The Bipartisan Infrastructure Act of 2021 was an early victory for the Biden administration. One of his highlights was $42.5 billion to bring broadband Internet access to rural areas.
“Reducing prices — including the cost of high-speed Internet service — is President Biden’s top priority,” a White House press release said at the time.
Like many of this administration’s “top priorities,” it never happened.
Three years after Biden signed the legislation, not a single home or business has connected to one of these new networks. In fact, the first rural broadband modernization project has been postponed until next year.
It all boils down to stifling bureaucracy tangled in bureaucracy.
Arizona is in dire need of broadband access
Called Broadband Equity Access and Deployment (BEAD), the project is being administered by Biden’s Commerce Department. States apply for the funds, that department approves them, and Washington opens the money tape.
In theory, at least.
To date, a handful of states have adopted. Arizona submitted its paperwork, which is still in the inbox of several bureaucrats. When approved, our state should gain access to nearly $1 billion to modernize our networks.
According to the US Government Accountability Office, more than 18% of people living on tribal lands — that’s about a quarter of Arizona’s land — don’t have broadband access. In non-tribal areas, it is only 4%.
Alan Davidson, who runs the BEAD program, recently admitted to a House panel that the first two years were devoted to just “planning and preparation”. This year, he said they “will begin the challenge and the selection processes of the sub-grantees that will finance the providers to build networks”.
Still, Davidson promises that by next year he will finally have a “shovel project in the ground.”
Or maybe 2026.
It won’t happen anytime soon, thanks to red tape
The Commerce Department has been very confused with the addition of barriers between DC and the states. They’ve added a preference for hiring union workers, requiring contractors to favor “certain segments of the workforce, such as individuals with criminal histories,” and to account for climate change.
The trade also created a byzantine approval process that has delayed progress across the country. None of this is in the bill passed by Congress and signed by the president.
Meanwhile, those in the tribal lands and remote areas of our state remain underserved.
Sorry, Arizona:There is no federal assistance on the way
Federal Communications Commissioner Brendan Carr has made his disappointment known.
“There’s been no dirt as far as a shovel that’s been turned toward connecting people,” he said.
None of this is a surprise. That’s just how the Beltway works.
EV charging stations have the same problem
In the same 2021 infrastructure bill, Transportation Secretary Pete Buttigieg was given $7.5 billion to build 500,000 electric vehicle charging stations from coast to coast.
Three years later, how much has he built? Eight.
Tesla installed twice that number in my neighborhood a few months ago, no government funding needed. Driving by them the other day, I saw a dozen cars charging while their AC was blasting.

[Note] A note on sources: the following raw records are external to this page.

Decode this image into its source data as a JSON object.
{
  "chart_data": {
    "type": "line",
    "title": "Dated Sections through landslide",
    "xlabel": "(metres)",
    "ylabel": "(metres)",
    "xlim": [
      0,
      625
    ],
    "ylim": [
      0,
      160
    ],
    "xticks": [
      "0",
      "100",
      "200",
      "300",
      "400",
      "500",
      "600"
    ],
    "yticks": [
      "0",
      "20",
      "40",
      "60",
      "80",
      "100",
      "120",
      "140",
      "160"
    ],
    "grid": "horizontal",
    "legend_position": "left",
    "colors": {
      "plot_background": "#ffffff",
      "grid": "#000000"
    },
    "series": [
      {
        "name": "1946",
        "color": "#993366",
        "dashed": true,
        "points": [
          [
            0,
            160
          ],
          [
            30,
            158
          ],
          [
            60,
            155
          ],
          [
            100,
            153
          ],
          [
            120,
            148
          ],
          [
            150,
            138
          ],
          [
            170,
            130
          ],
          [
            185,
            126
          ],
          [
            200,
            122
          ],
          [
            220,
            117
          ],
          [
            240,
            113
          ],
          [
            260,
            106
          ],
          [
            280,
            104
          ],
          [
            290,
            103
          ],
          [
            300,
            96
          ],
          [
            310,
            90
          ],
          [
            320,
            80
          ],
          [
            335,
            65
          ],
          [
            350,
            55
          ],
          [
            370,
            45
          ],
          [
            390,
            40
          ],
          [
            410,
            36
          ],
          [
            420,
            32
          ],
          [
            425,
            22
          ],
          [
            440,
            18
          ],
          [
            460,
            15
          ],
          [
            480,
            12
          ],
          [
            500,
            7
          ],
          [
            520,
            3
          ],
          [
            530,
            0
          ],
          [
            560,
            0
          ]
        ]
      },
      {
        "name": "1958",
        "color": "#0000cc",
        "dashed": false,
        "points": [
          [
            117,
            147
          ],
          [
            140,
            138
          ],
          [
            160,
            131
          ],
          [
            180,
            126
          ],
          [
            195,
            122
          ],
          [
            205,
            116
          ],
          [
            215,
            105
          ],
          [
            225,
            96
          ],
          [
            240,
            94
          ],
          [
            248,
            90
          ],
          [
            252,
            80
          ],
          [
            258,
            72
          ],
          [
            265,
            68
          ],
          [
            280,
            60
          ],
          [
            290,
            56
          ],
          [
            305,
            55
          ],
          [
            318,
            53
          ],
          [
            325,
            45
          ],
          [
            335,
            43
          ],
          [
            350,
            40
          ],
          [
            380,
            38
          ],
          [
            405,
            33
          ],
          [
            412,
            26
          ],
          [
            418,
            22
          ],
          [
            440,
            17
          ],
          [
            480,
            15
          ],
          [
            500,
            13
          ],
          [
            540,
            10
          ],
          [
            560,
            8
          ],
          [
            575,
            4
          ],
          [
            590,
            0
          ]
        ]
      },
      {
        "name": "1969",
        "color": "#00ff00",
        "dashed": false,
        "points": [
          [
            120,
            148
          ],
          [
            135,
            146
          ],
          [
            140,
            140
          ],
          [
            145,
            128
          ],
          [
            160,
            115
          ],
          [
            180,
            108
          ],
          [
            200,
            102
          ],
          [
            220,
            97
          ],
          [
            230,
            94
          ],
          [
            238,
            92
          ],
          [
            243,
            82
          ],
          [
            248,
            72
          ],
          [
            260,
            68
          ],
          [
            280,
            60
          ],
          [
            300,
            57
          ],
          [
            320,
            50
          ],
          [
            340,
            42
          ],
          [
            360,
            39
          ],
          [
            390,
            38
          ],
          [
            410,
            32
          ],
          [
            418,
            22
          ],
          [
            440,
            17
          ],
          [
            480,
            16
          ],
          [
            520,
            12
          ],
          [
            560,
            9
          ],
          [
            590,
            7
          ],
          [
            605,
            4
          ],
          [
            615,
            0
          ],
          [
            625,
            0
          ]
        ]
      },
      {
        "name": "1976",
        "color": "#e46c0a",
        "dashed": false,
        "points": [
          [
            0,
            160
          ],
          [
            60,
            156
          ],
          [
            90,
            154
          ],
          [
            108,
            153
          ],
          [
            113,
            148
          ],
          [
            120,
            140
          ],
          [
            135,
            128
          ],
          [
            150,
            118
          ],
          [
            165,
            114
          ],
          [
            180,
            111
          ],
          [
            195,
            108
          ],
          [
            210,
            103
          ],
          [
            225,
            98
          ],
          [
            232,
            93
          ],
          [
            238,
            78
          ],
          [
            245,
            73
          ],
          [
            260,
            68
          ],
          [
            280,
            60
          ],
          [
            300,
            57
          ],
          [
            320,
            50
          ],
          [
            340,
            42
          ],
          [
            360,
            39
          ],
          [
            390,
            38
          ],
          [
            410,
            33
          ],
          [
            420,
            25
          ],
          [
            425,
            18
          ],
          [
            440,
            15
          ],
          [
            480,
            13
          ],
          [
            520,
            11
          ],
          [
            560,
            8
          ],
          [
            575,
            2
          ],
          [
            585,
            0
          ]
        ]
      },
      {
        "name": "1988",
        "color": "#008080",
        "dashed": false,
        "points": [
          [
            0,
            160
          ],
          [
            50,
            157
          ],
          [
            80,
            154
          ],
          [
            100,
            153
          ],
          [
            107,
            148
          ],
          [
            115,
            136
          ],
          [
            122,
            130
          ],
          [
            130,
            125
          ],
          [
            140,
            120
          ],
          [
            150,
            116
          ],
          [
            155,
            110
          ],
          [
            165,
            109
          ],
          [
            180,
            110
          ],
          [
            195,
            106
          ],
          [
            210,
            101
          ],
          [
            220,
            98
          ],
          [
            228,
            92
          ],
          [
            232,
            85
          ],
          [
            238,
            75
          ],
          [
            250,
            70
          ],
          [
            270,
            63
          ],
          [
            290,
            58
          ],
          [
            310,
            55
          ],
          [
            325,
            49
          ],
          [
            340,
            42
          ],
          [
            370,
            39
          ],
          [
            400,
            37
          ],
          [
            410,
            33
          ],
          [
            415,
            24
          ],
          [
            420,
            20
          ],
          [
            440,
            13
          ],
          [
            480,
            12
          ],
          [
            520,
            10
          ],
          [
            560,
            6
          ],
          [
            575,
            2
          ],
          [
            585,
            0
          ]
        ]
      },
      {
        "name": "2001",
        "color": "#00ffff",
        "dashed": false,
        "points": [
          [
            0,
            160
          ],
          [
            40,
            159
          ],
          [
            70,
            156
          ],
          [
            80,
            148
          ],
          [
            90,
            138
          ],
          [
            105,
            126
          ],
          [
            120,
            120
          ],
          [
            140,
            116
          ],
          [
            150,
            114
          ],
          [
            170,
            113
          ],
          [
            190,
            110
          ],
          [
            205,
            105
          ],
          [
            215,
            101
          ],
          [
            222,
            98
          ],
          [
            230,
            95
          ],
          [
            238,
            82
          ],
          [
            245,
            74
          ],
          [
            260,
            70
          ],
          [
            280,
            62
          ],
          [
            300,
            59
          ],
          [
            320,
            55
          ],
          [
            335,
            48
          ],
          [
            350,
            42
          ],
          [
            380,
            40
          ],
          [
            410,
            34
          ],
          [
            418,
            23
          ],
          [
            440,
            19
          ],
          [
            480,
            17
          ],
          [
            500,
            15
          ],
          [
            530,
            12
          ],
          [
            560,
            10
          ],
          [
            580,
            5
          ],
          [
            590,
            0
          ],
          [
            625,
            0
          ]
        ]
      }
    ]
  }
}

Which seems suboptimal for the environment, but it works.
When asked about this failure on “Face the Nation,” Buttigieg said he needed to create a “new category of federal investment,” that every state was getting “formula dollars” and that installing a charger is really hard.
However, he promised half a million of these gizmos by 2030. Only 499,992 to go.
The EV charger problem is the same as with rural broadband. Washington has attached miles of red tape, complex regulations, reliability and interoperability standards, site approval and who can be hired to install them.
Bureaucrats tremble with your money
As always, politicians promise, taxpayer funds and bureaucrats worry. The idea of progress always collides with the grim reality of government incompetence.
While the regulations are intended to ensure public safety and welfare, their burdensome nature results in significant delays, cost overruns and even project abandonment.
Each obstacle presents opportunities for legal challenges, public hearings and interagency clashes, all of which prevent success.
In my neighborhood, Google is installing fiber broadband and Tesla is building EV chargers. Meanwhile, Washington bureaucrats are writing clever excuses for why they can do neither.